On the other hand, she is somewhat right in that many of the people at the Alamo (and surrounding areas) were recent arrivals who came looking for cheap land.
I’m sure she’d be thrilled if it were still part of Mexico, and watching people all around her getting their heads cut off from the drug lords.
. . . or volunteers from Tennessee.
Because you don’t seem to know this, there were virtually no Spanish colonists or “Mexicans” in Texas in 1836 and before. Central Mexico was beautiful, agriculturally productive, lacked Apaches and Commanches, etc. People liked living there; it was civilized. Mexico City, for example, had had a university for centuries by the early 19th century.

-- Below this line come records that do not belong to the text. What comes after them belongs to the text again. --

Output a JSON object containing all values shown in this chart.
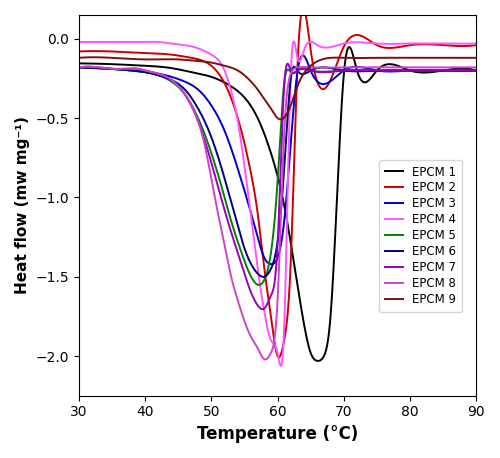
{
  "title": "",
  "xlabel": "Temperature (°C)",
  "ylabel": "Heat flow (mw mg⁻¹)",
  "xlim": [
    30,
    90
  ],
  "ylim": [
    -2.25,
    0.15
  ],
  "xticks": [
    30,
    40,
    50,
    60,
    70,
    80,
    90
  ],
  "yticks": [
    0.0,
    -0.5,
    -1.0,
    -1.5,
    -2.0
  ],
  "series": [
    {
      "label": "EPCM 1",
      "color": "#000000",
      "linewidth": 1.4,
      "x": [
        30,
        35,
        40,
        44,
        47,
        50,
        53,
        55,
        57,
        59,
        61,
        63,
        64,
        65,
        66,
        67,
        68,
        70,
        72,
        75,
        80,
        85,
        90
      ],
      "y": [
        -0.155,
        -0.16,
        -0.17,
        -0.185,
        -0.21,
        -0.24,
        -0.3,
        -0.37,
        -0.5,
        -0.72,
        -1.05,
        -1.55,
        -1.8,
        -1.98,
        -2.03,
        -2.0,
        -1.75,
        -0.23,
        -0.2,
        -0.2,
        -0.2,
        -0.2,
        -0.2
      ]
    },
    {
      "label": "EPCM 2",
      "color": "#cc0000",
      "linewidth": 1.4,
      "x": [
        30,
        35,
        40,
        44,
        47,
        50,
        52,
        54,
        56,
        57,
        58,
        59,
        60,
        61,
        62,
        63,
        65,
        70,
        75,
        80,
        85,
        90
      ],
      "y": [
        -0.08,
        -0.08,
        -0.09,
        -0.1,
        -0.12,
        -0.17,
        -0.28,
        -0.5,
        -0.85,
        -1.1,
        -1.45,
        -1.75,
        -2.0,
        -1.9,
        -1.4,
        -0.18,
        -0.07,
        -0.05,
        -0.04,
        -0.04,
        -0.04,
        -0.04
      ]
    },
    {
      "label": "EPCM 3",
      "color": "#0000cc",
      "linewidth": 1.4,
      "x": [
        30,
        35,
        38,
        40,
        42,
        44,
        46,
        48,
        50,
        52,
        54,
        56,
        57,
        58,
        59,
        60,
        61,
        63,
        65,
        70,
        75,
        80,
        85,
        90
      ],
      "y": [
        -0.18,
        -0.19,
        -0.2,
        -0.21,
        -0.22,
        -0.24,
        -0.27,
        -0.32,
        -0.42,
        -0.58,
        -0.82,
        -1.1,
        -1.25,
        -1.38,
        -1.42,
        -1.38,
        -1.15,
        -0.21,
        -0.2,
        -0.2,
        -0.2,
        -0.2,
        -0.2,
        -0.2
      ]
    },
    {
      "label": "EPCM 4",
      "color": "#ff55ff",
      "linewidth": 1.4,
      "x": [
        30,
        33,
        36,
        38,
        40,
        42,
        44,
        46,
        48,
        50,
        52,
        53,
        54,
        55,
        56,
        57,
        58,
        59,
        60,
        61,
        62,
        63,
        64,
        66,
        70,
        75,
        80,
        85,
        90
      ],
      "y": [
        -0.02,
        -0.02,
        -0.02,
        -0.02,
        -0.02,
        -0.02,
        -0.03,
        -0.04,
        -0.06,
        -0.1,
        -0.2,
        -0.33,
        -0.52,
        -0.8,
        -1.12,
        -1.45,
        -1.72,
        -1.9,
        -1.98,
        -1.82,
        -0.22,
        -0.12,
        -0.07,
        -0.04,
        -0.03,
        -0.03,
        -0.03,
        -0.03,
        -0.03
      ]
    },
    {
      "label": "EPCM 5",
      "color": "#008000",
      "linewidth": 1.4,
      "x": [
        30,
        35,
        38,
        40,
        42,
        44,
        46,
        48,
        50,
        52,
        53,
        54,
        55,
        56,
        57,
        58,
        59,
        60,
        61,
        62,
        63,
        65,
        70,
        75,
        80,
        85,
        90
      ],
      "y": [
        -0.18,
        -0.19,
        -0.2,
        -0.21,
        -0.23,
        -0.27,
        -0.35,
        -0.5,
        -0.72,
        -1.0,
        -1.15,
        -1.28,
        -1.4,
        -1.5,
        -1.55,
        -1.52,
        -1.35,
        -0.9,
        -0.28,
        -0.21,
        -0.2,
        -0.2,
        -0.2,
        -0.2,
        -0.2,
        -0.2,
        -0.2
      ]
    },
    {
      "label": "EPCM 6",
      "color": "#000080",
      "linewidth": 1.4,
      "x": [
        30,
        35,
        38,
        40,
        42,
        44,
        46,
        48,
        50,
        52,
        54,
        55,
        56,
        57,
        58,
        59,
        60,
        61,
        62,
        63,
        65,
        70,
        75,
        80,
        85,
        90
      ],
      "y": [
        -0.18,
        -0.19,
        -0.2,
        -0.21,
        -0.23,
        -0.26,
        -0.32,
        -0.44,
        -0.62,
        -0.88,
        -1.18,
        -1.32,
        -1.42,
        -1.48,
        -1.5,
        -1.45,
        -1.28,
        -0.82,
        -0.25,
        -0.2,
        -0.2,
        -0.2,
        -0.2,
        -0.2,
        -0.2,
        -0.2
      ]
    },
    {
      "label": "EPCM 7",
      "color": "#9900bb",
      "linewidth": 1.4,
      "x": [
        30,
        33,
        36,
        39,
        40,
        42,
        44,
        46,
        48,
        50,
        52,
        53,
        54,
        55,
        56,
        57,
        58,
        59,
        60,
        61,
        62,
        63,
        65,
        70,
        75,
        80,
        85,
        90
      ],
      "y": [
        -0.18,
        -0.18,
        -0.19,
        -0.19,
        -0.2,
        -0.22,
        -0.26,
        -0.35,
        -0.52,
        -0.78,
        -1.08,
        -1.22,
        -1.35,
        -1.48,
        -1.6,
        -1.68,
        -1.7,
        -1.62,
        -1.3,
        -0.3,
        -0.2,
        -0.2,
        -0.2,
        -0.2,
        -0.2,
        -0.2,
        -0.2,
        -0.2
      ]
    },
    {
      "label": "EPCM 8",
      "color": "#cc44cc",
      "linewidth": 1.4,
      "x": [
        30,
        33,
        36,
        39,
        40,
        42,
        44,
        46,
        47,
        48,
        49,
        50,
        51,
        52,
        53,
        54,
        55,
        56,
        57,
        58,
        59,
        60,
        61,
        62,
        63,
        65,
        70,
        75,
        80,
        85,
        90
      ],
      "y": [
        -0.18,
        -0.18,
        -0.19,
        -0.19,
        -0.2,
        -0.22,
        -0.26,
        -0.35,
        -0.42,
        -0.52,
        -0.67,
        -0.88,
        -1.1,
        -1.3,
        -1.5,
        -1.65,
        -1.78,
        -1.88,
        -1.95,
        -2.02,
        -1.98,
        -1.65,
        -0.6,
        -0.22,
        -0.18,
        -0.18,
        -0.18,
        -0.18,
        -0.18,
        -0.18,
        -0.18
      ]
    },
    {
      "label": "EPCM 9",
      "color": "#7b1010",
      "linewidth": 1.4,
      "x": [
        30,
        35,
        40,
        45,
        48,
        50,
        52,
        54,
        56,
        57,
        58,
        59,
        60,
        62,
        63,
        65,
        68,
        70,
        75,
        80,
        85,
        90
      ],
      "y": [
        -0.12,
        -0.12,
        -0.13,
        -0.13,
        -0.14,
        -0.15,
        -0.17,
        -0.2,
        -0.27,
        -0.32,
        -0.38,
        -0.44,
        -0.5,
        -0.42,
        -0.3,
        -0.17,
        -0.12,
        -0.12,
        -0.12,
        -0.12,
        -0.12,
        -0.12
      ]
    }
  ],
  "legend_loc": "center right",
  "legend_fontsize": 8.5,
  "figsize": [
    5.0,
    4.58
  ],
  "dpi": 100
}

Because their “claim” to territory north of the Rio Grande was just an assertion, the governments in Mexico City went through scheme after scheme to try lure settlers north of the Rio Grande and failed time after time. That is why they finally gave Austin and other Americans huge incentives to bring Americans here. The actual number of Spanish/Mexicans north of the Rio Grande in 1830 wouldn’t even populate a decent sized Houston subdivision, and most of the Spanish/Mexicans north of the Rio Grande were concentrated relatively near the river.
BTW, there were also very few Indians, especially in areas west of the rainfall line that runs through Houston. Why? Because it semi-arid or desert. Without advanced European civilization and its technology, the area is barely inhabitable.
The American settlers made Texas as a whole livable. People who claim they want “Texas back” are claiming something that never was theirs and that they didn’t create. Someone needs to teach that to LULAC MALDEF, MECHA and all the other so-called “latino” special interests.
I was under the impression that Santa Ana (or the Mexican gummint at the time) had invited the Anglos into Texas as safety for Mexico against the US. True?